Наш выпуск первым в школе осваивал зимние полеты при низких температурах на учебном самолете.
Надев на себя все теплое, что только можно было достать, неуклюжие и бесформенные, стояли мы на старте в ожидании полета.
Тот, кому надо было лететь, кутал лицо в шерстяной шарф. Только глаза оставались открытыми. Так велик был наш страх перед морозом.
Успехи нашего выпуска показали, что и в мороз можно учиться летать на открытых учебных самолетах.
Много хлопот нам доставляли очки. Теплое дыхание инеем оседало на стеклах. Очки становились настолько непрозрачными, что через них трудно было что-нибудь разглядеть. Пробовали натирать стекла изнутри мылом, но это мало помогало.
Во время этих зимних полетов я сделал первую вынужденную посадку. Правда, произошла она не по моей вине.
Вся наша группа уже отлетала, последним должен был лететь я. Инструктор приказал проверить количество оставшегося в баках бензина. После осмотра техник доложил, что бензина хватит минут на пятнадцать, не больше. Инструктор не хотел, чтобы я в тот день остался без полета, и приказал мне садиться в кабину.

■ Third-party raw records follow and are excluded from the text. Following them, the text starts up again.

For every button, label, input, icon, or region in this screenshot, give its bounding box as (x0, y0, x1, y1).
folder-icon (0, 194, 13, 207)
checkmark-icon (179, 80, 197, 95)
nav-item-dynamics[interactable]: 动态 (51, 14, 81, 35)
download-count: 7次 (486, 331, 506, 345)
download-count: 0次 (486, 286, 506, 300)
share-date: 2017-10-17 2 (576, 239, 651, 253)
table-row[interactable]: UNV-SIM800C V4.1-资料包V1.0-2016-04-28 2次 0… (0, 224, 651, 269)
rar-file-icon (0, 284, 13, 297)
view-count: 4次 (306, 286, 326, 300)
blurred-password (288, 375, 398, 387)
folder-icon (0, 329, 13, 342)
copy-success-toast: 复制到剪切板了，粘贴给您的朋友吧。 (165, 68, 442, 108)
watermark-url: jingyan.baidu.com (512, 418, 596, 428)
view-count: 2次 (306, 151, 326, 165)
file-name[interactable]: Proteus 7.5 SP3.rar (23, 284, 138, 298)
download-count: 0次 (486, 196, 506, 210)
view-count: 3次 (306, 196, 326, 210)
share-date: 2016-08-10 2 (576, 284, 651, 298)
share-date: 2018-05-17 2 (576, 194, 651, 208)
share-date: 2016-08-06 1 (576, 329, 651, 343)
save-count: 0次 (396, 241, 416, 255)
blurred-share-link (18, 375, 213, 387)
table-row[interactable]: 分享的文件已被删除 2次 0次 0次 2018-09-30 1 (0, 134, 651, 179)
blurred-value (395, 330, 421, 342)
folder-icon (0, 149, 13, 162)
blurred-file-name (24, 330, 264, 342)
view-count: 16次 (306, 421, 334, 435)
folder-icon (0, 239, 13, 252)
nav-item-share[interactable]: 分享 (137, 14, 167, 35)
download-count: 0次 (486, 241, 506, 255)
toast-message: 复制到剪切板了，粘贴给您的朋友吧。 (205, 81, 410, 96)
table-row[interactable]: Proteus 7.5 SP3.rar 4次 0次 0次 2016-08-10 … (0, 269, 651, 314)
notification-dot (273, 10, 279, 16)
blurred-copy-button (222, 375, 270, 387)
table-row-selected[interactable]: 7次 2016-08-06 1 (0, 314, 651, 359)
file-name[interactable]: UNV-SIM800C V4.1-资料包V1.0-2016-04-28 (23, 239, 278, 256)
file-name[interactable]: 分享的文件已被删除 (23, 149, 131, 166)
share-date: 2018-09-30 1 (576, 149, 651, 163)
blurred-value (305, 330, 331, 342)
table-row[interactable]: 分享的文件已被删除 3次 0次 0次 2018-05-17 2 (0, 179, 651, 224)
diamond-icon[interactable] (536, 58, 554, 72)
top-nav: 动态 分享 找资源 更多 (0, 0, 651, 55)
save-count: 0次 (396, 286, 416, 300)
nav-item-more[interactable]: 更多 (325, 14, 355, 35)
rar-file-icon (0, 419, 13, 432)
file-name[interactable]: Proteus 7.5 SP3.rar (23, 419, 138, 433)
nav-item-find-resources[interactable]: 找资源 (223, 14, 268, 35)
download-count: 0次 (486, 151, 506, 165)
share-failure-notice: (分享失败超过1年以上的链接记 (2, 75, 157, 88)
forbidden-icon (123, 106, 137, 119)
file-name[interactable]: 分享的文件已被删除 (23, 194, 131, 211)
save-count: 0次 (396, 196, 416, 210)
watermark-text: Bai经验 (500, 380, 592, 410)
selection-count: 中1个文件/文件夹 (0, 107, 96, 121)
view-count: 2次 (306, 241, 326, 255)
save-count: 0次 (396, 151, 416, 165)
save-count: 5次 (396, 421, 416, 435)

Пока запускали и прогревали мотор, пока я подрулил к месту старта, прошло минут пять-шесть.
Взлет я провел нормально.
На высоте 70 метров мотор вдруг закашлял, зачихал и начал давать перебои. Бензин кончился.
Что делать?
По инструкции, я должен был садиться прямо перед собой и никуда не разворачиваться, так как высота для разворота слишком мала.
Впереди меня было поле, немного дальше — полотно железной дороги, за ним — канава.
Пока я все это соображал, самолет шел все ниже и ниже. Огромным белым покровом приближалась земля.
Сел на поле.
Самолет на лыжах уже бежал по снегу, как вдруг попал в канаву. Шасси не выдержало и сломалось. Я моментально выскочил из кабины, осмотрел самолет и с радостью убедился, что ничего серьезного нет.
Через тридцать минут к месту посадки подъехал автомобиль с бензином и запасным шасси.